The IH-SR system is validated for use with intact, excised hearts from C57BL/6, BALB/c, and FVB mice; Sprague-Dawley and Wistar rats; and Hartley guinea pigs (250–400 g). It complies with core methodological standards referenced in ISO 10993-1 (biocompatibility of perfusion circuit materials), ASTM F2119 (in vitro cardiovascular device testing), and ICH S7B/S7A guidelines for proarrhythmic risk assessment. All wetted surfaces are USP Class VI-certified silicone and medical-grade polycarbonate. The system supports GLP-compliant study execution when paired with FDA 21 CFR Part 11–enabled data acquisition software (e.g., LabChart v8.2+ with audit trail and electronic signature modules).
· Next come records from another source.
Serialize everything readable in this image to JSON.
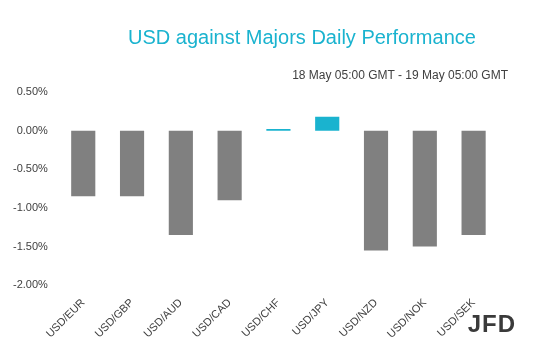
{
  "chart_data": {
    "type": "bar",
    "title": "USD against Majors Daily Performance",
    "subtitle": "18 May 05:00 GMT - 19 May 05:00 GMT",
    "annotations": [
      "JFD"
    ],
    "categories": [
      "USD/EUR",
      "USD/GBP",
      "USD/AUD",
      "USD/CAD",
      "USD/CHF",
      "USD/JPY",
      "USD/NZD",
      "USD/NOK",
      "USD/SEK"
    ],
    "values": [
      -0.85,
      -0.85,
      -1.35,
      -0.9,
      0.02,
      0.18,
      -1.55,
      -1.5,
      -1.35
    ],
    "colors": [
      "#808080",
      "#808080",
      "#808080",
      "#808080",
      "#1ab3cf",
      "#1ab3cf",
      "#808080",
      "#808080",
      "#808080"
    ],
    "ylim": [
      -2.0,
      0.5
    ],
    "yticks": [
      {
        "value": 0.5,
        "label": "0.50%"
      },
      {
        "value": 0.0,
        "label": "0.00%"
      },
      {
        "value": -0.5,
        "label": "-0.50%"
      },
      {
        "value": -1.0,
        "label": "-1.00%"
      },
      {
        "value": -1.5,
        "label": "-1.50%"
      },
      {
        "value": -2.0,
        "label": "-2.00%"
      }
    ],
    "grid": false
  }
}
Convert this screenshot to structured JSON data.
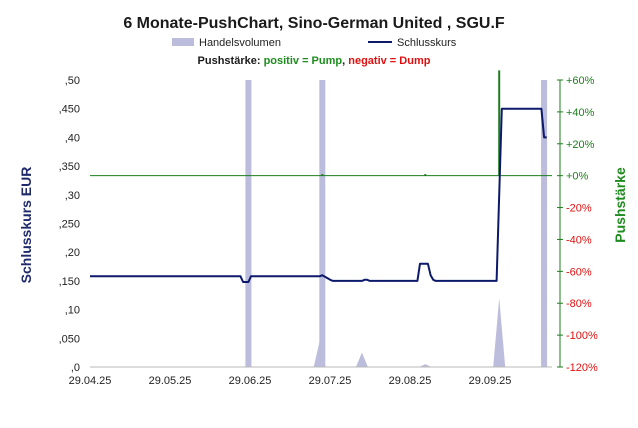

Software & Data Management

Data acquisition is natively supported through HSE-DAQ family platforms—including BDAS (basic digital acquisition suite), HAEMODYN (hemodynamic parameter derivation), and ISOHEART (isovolumic constraint modeling). These tools compute derived metrics such as cardiac output, stroke volume, coronary vascular resistance, and time-domain ECG interval analysis (PR, QRS, QTc). Raw analog signals are digitized at ≥10 kHz sampling rate with 16-bit resolution. Export formats include MATLAB (.mat), HDF5, and CSV for downstream statistical analysis (e.g., R, Python SciPy, GraphPad Prism). Optional modules support automated beat-by-beat annotation, arrhythmia classification (based on Lambeth Conventions), and pharmacodynamic modeling (e.g., Hill equation fitting for inotropic dose-response curves).

Applications

• Evaluation of positive/negative inotropic agents (e.g., dobutamine, verapamil) and vasodilators (e.g., nitroprusside, adenosine) under constant-flow or constant-pressure perfusion.
• Proarrhythmic screening: Assessment of chronotropic, dromotropic, and arrhythmogenic effects—including early afterdepolarizations (EADs), delayed afterdepolarizations (DADs), and reentrant tachyarrhythmias.
• Refractory period mapping via programmed electrical stimulation (PES) protocols integrated with stimulus isolation units.
• Transgenic and knockout model phenotyping: Functional validation of ion channel mutations (e.g., KCNQ1, SCN5A), mitochondrial defects, or hypertrophic cardiomyopathy phenotypes.
• Ischemia-reperfusion injury modeling with precise control over no-flow duration, reperfusion pressure, and reactive oxygen species scavenging interventions.

FAQ

What species-specific adaptations does the IH-SR include for murine hearts?
The system includes micro-bore cannulae (0.4–0.6 mm ID), low-volume compliance chambers (<500 µL), and high-sensitivity pressure transducers (range: 0–300 mmHg, resolution: 0.1 mmHg) optimized for mouse coronary flow rates of 2–6 mL/min.
Can the IH-SR be used for long-term (>120 min) perfusions?
Yes—when operated with continuous gaseous oxygenation (95% O₂/5% CO₂), temperature-regulated recirculating Krebs-Henseleit buffer, and antioxidant supplementation (e.g., catalase, allopurinol), stable function has been demonstrated for up to 180 minutes in rat and guinea pig preparations.
Is regulatory documentation available for preclinical submission packages?
BTX provides full DMR (Device Master Record) excerpts, IQ/OQ protocols, and traceable calibration certificates for all critical subsystems—supporting IND-enabling toxicology and safety pharmacology studies per ICH M3(R2) and FDA Guidance for Industry.